En una de nuestras charlas, me confesaste que habías bajado una guía de internet para el Broken Sword. Que cuando nos trabábamos, para que yo no me pusiera triste, pasabas esa parte o me decías qué hacer para pasarla. En realidad, ya sabías qué hacer, pero no querías que me frustrara y dejara de ir a jugar a tu casa.
Ese eras tú. Así demostrabas que me querías. Entendiste cómo hacer para que fuera a tu casa a jugar contigo, a navegar por internet, a pasar tiempo juntos como tu “nietito querido”. Ahora, escribiendo este artículo, me doy cuenta de que todo esto lo hacías simplemente para pasar tiempo conmigo. Para estar cerca y presente.

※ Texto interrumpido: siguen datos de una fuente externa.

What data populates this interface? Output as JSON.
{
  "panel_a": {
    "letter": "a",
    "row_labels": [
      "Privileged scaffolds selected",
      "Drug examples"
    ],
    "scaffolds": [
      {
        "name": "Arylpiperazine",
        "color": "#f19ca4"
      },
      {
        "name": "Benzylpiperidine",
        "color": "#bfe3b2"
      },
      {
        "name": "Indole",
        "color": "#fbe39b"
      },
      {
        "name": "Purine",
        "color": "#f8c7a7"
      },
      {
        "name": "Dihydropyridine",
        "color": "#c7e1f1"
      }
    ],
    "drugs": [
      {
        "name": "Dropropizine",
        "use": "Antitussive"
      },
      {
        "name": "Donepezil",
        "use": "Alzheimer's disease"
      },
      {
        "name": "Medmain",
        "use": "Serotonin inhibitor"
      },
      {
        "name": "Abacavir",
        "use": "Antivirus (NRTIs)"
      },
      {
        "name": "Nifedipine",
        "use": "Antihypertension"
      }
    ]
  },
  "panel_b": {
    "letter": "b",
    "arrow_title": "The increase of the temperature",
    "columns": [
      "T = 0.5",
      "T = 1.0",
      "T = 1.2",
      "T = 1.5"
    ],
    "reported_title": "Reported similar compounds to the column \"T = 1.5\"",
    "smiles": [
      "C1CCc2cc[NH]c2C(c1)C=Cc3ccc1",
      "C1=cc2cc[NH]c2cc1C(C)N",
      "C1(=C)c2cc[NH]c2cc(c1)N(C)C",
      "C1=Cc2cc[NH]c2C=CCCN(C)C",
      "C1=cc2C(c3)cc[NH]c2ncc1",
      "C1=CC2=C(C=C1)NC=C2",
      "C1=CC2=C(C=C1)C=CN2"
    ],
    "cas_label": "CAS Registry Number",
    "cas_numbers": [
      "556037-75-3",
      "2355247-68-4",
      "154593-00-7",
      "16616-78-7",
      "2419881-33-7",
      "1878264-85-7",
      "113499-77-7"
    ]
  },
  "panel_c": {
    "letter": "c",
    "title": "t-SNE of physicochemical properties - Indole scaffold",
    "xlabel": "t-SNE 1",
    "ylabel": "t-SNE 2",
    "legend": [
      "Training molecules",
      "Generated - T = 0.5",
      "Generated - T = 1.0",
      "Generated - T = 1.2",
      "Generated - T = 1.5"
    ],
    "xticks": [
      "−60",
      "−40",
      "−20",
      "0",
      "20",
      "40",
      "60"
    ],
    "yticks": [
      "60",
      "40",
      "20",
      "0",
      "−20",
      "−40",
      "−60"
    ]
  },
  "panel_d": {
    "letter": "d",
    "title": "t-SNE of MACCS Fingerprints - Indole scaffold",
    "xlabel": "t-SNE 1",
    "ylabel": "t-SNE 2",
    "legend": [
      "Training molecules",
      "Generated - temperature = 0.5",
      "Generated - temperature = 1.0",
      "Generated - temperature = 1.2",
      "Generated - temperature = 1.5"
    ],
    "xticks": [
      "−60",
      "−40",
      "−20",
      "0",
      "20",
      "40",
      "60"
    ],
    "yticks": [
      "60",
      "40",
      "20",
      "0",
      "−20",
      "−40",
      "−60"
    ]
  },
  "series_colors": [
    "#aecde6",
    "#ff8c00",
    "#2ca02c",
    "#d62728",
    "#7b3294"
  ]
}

Y ahora estoy frente a tu tumba, llorando, leyendo el Kel Maleh Rachamim (oración de la misericordia) y el Kadish. Me doy cuenta de que no estás enterrado al lado de tus padres, como tú querías. Me acerco al encargado para que me diga dónde están ellos. Nos ponemos a buscar en los registros, hoja por hoja. Buscamos cada Bentolila y cada Benabú, pero no son mis bisabuelos, que vinieron a fines del siglo XIX desde África por un futuro mejor. Nada. ¿Habré cometido un error e hicieron que mi abuelo lo enterraran en otro cementerio? No tenía sentido. Mi único recuerdo era una esquina. Voy a una cerca de la salida, pero no encuentro nada. Decido caminar un rato; faltan 10 minutos para el cierre. Recorro y respiro. Pienso en todo lo jugado, en todo lo vivido. Me siento George Stobbart por un rato. Pienso también en lo que significó mi abuelo en mi vida, en toda la historia que podría contar por acá, pero que no corresponde. Pienso en mi dolor.
A lo lejos veo el lugar donde se hacen los baños a los cuerpos. Decido ir ahí. Esa esquina me llama. Empiezo a buscar y encuentro una pareja de Bentolila, pero no son ellos. Leo muchos Moisés, Sara, etc. No los encuentro por ningún lado. Me doy por vencido; el cementerio está a dos minutos del cierre. Encaro para atravesar nuevamente todo el cementerio marroquí de Avellaneda. Giro la cabeza y ahí estaban mi bisabuela y mi bisabuelo. Solo recordaba una esquina, de cuando enterramos a mi bisabuela Raquel. Yo tenía 4 años. Dejé unas piedras. Me guiaste tú, abue, hasta ellos.
Hoy te lloro. Hoy me acompañas con el Broken Sword y, ¿por qué no?, en cada juego que juego. Tú me susurras cómo pasar cada parte, cómo jugar mejor. Hoy lloro tu muerte, porque celebro lo que hiciste con mi vida.